Turner Industries: Big and Getting Bigger
With $2 billion in revenue last year, Turner Industries Group LLC skyrocketed to the top on this year's ENR Texas & Louisiana regional contractor rankings. While the Baton Rouge industrial contractor reaps the benefits of rising oil-and-gas sector prospects, relationships forged over decades are the foundation of its success. Turner's long-term contracts with petrochemical clients illustrate its performance consistency, earning it accolades from owner groups such as the Construction Users Roundtable. Based on recent results and its history of success, Turner Industries has been named Contractor of the Year by ENR Texas & Louisiana.
Turner emerged from the recession with solid momentum. The firm reported Texas and Louisiana revenue of $1.56 billion in 2010, followed by $1.78 billion in 2011 and $2.05 billion last year. Given the buoyant outlook for the oil-and-gas sector, Turner appears poised to capitalize on future opportunities.
But Roland Toups, chairman and CEO of Turner Industries, recognizes that the firm's future is dependent on its past performance. In the petrochemical industry, where companies are large but limited in number, losing a client can be devastating.
"The root of what we do is the integrity we've built into our organization," he says. "ROI doesn't just stand for return on investment, it stands for return on integrity. You respect your people and respect your clients. That's something you can build on."
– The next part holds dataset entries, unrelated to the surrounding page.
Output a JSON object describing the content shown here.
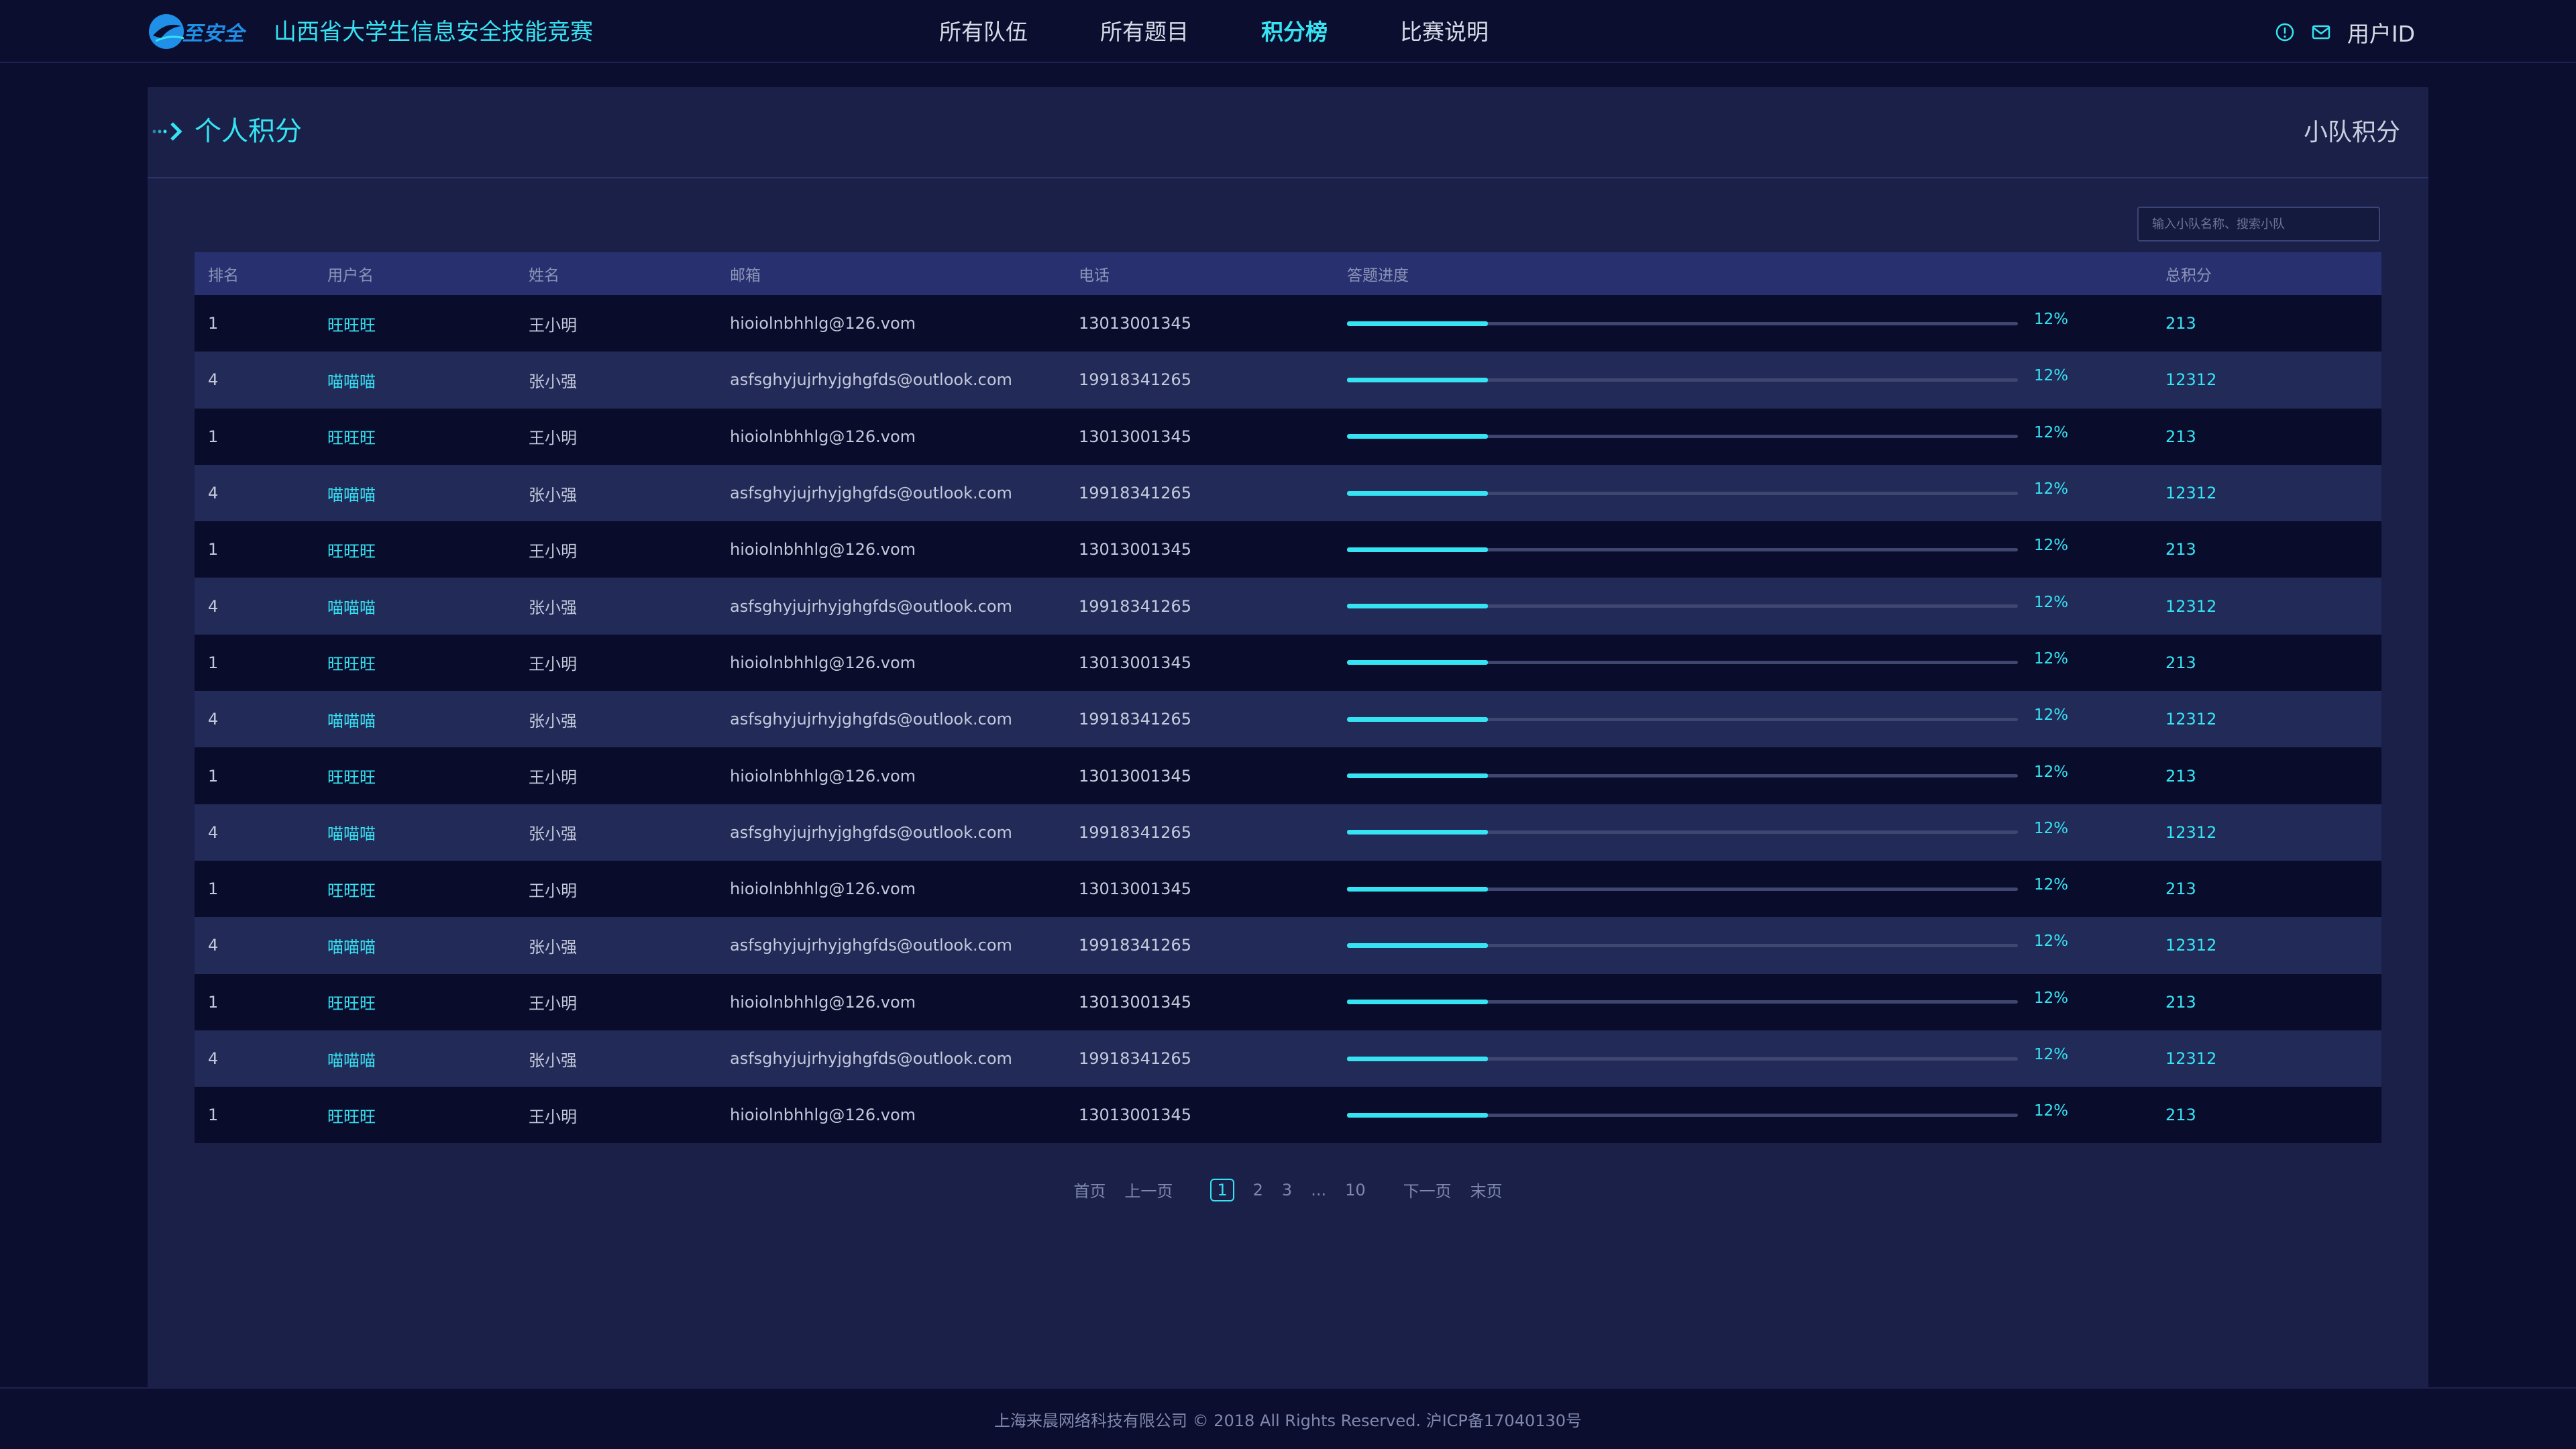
{
  "header": {
    "logo_text": "至安全",
    "site_title": "山西省大学生信息安全技能竞赛",
    "nav": [
      {
        "label": "所有队伍",
        "active": false
      },
      {
        "label": "所有题目",
        "active": false
      },
      {
        "label": "积分榜",
        "active": true
      },
      {
        "label": "比赛说明",
        "active": false
      }
    ],
    "user_id": "用户ID",
    "icons": [
      "info-icon",
      "mail-icon"
    ]
  },
  "panel": {
    "title": "个人积分",
    "team_score_link": "小队积分",
    "search_placeholder": "输入小队名称、搜索小队"
  },
  "table": {
    "headers": [
      "排名",
      "用户名",
      "姓名",
      "邮箱",
      "电话",
      "答题进度",
      "总积分"
    ],
    "rows": [
      {
        "rank": "1",
        "username": "旺旺旺",
        "name": "王小明",
        "email": "hioiolnbhhlg@126.vom",
        "phone": "13013001345",
        "progress": 0.12,
        "progress_label": "12%",
        "total": "213"
      },
      {
        "rank": "4",
        "username": "喵喵喵",
        "name": "张小强",
        "email": "asfsghyjujrhyjghgfds@outlook.com",
        "phone": "19918341265",
        "progress": 0.12,
        "progress_label": "12%",
        "total": "12312"
      },
      {
        "rank": "1",
        "username": "旺旺旺",
        "name": "王小明",
        "email": "hioiolnbhhlg@126.vom",
        "phone": "13013001345",
        "progress": 0.12,
        "progress_label": "12%",
        "total": "213"
      },
      {
        "rank": "4",
        "username": "喵喵喵",
        "name": "张小强",
        "email": "asfsghyjujrhyjghgfds@outlook.com",
        "phone": "19918341265",
        "progress": 0.12,
        "progress_label": "12%",
        "total": "12312"
      },
      {
        "rank": "1",
        "username": "旺旺旺",
        "name": "王小明",
        "email": "hioiolnbhhlg@126.vom",
        "phone": "13013001345",
        "progress": 0.12,
        "progress_label": "12%",
        "total": "213"
      },
      {
        "rank": "4",
        "username": "喵喵喵",
        "name": "张小强",
        "email": "asfsghyjujrhyjghgfds@outlook.com",
        "phone": "19918341265",
        "progress": 0.12,
        "progress_label": "12%",
        "total": "12312"
      },
      {
        "rank": "1",
        "username": "旺旺旺",
        "name": "王小明",
        "email": "hioiolnbhhlg@126.vom",
        "phone": "13013001345",
        "progress": 0.12,
        "progress_label": "12%",
        "total": "213"
      },
      {
        "rank": "4",
        "username": "喵喵喵",
        "name": "张小强",
        "email": "asfsghyjujrhyjghgfds@outlook.com",
        "phone": "19918341265",
        "progress": 0.12,
        "progress_label": "12%",
        "total": "12312"
      },
      {
        "rank": "1",
        "username": "旺旺旺",
        "name": "王小明",
        "email": "hioiolnbhhlg@126.vom",
        "phone": "13013001345",
        "progress": 0.12,
        "progress_label": "12%",
        "total": "213"
      },
      {
        "rank": "4",
        "username": "喵喵喵",
        "name": "张小强",
        "email": "asfsghyjujrhyjghgfds@outlook.com",
        "phone": "19918341265",
        "progress": 0.12,
        "progress_label": "12%",
        "total": "12312"
      },
      {
        "rank": "1",
        "username": "旺旺旺",
        "name": "王小明",
        "email": "hioiolnbhhlg@126.vom",
        "phone": "13013001345",
        "progress": 0.12,
        "progress_label": "12%",
        "total": "213"
      },
      {
        "rank": "4",
        "username": "喵喵喵",
        "name": "张小强",
        "email": "asfsghyjujrhyjghgfds@outlook.com",
        "phone": "19918341265",
        "progress": 0.12,
        "progress_label": "12%",
        "total": "12312"
      },
      {
        "rank": "1",
        "username": "旺旺旺",
        "name": "王小明",
        "email": "hioiolnbhhlg@126.vom",
        "phone": "13013001345",
        "progress": 0.12,
        "progress_label": "12%",
        "total": "213"
      },
      {
        "rank": "4",
        "username": "喵喵喵",
        "name": "张小强",
        "email": "asfsghyjujrhyjghgfds@outlook.com",
        "phone": "19918341265",
        "progress": 0.12,
        "progress_label": "12%",
        "total": "12312"
      },
      {
        "rank": "1",
        "username": "旺旺旺",
        "name": "王小明",
        "email": "hioiolnbhhlg@126.vom",
        "phone": "13013001345",
        "progress": 0.12,
        "progress_label": "12%",
        "total": "213"
      }
    ]
  },
  "pagination": {
    "first": "首页",
    "prev": "上一页",
    "pages": [
      "1",
      "2",
      "3"
    ],
    "ellipsis": "...",
    "last_page": "10",
    "current": "1",
    "next": "下一页",
    "last": "末页"
  },
  "footer": {
    "text": "上海来晨网络科技有限公司 © 2018 All Rights Reserved.  沪ICP备17040130号"
  },
  "colors": {
    "accent": "#35e3f2",
    "background": "#0c0e2f",
    "panel": "#1a2048",
    "table_header": "#283070",
    "row_dark": "#0a0c2c",
    "row_light": "#222a58"
  }
}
That guiding principle is particularly evident in Turner Industries' contract maintenance operations. Although the 52-year-old company has its roots in industrial construction—originally as Nichols Construction—it added contract maintenance capabilities in the 1970s to provide a more stable base of work. Today, Turner is among the top contract maintenance firms in the country, as ranked by ENR. Contract maintenance represents roughly half of Turner Industries revenue, with approximately 9,000 workers at 200 sites.
"You can't just be a labor broker," Toups says. "You have to treat that client's business like it's your own. Someone can easily replace you if they think you're slighting them."
For some clients, that relationship has led to a range of assignments over the years. Ken Baird, project purchasing manager at Westlake Chemical, Houston, has worked with Turner for 15 years, hiring the contractor for maintenance and construction projects. "Turner brings a strong and knowledgeable supervisory and managerial group, and they can get a work force equal to the task," he says. "Those are two very important things to me."
Baird notes that although the company is firmly entrenched at several of its facilities, Turner Industries competitively bids its work. "They prefer to do that," he says. "They do good work and want to prove it."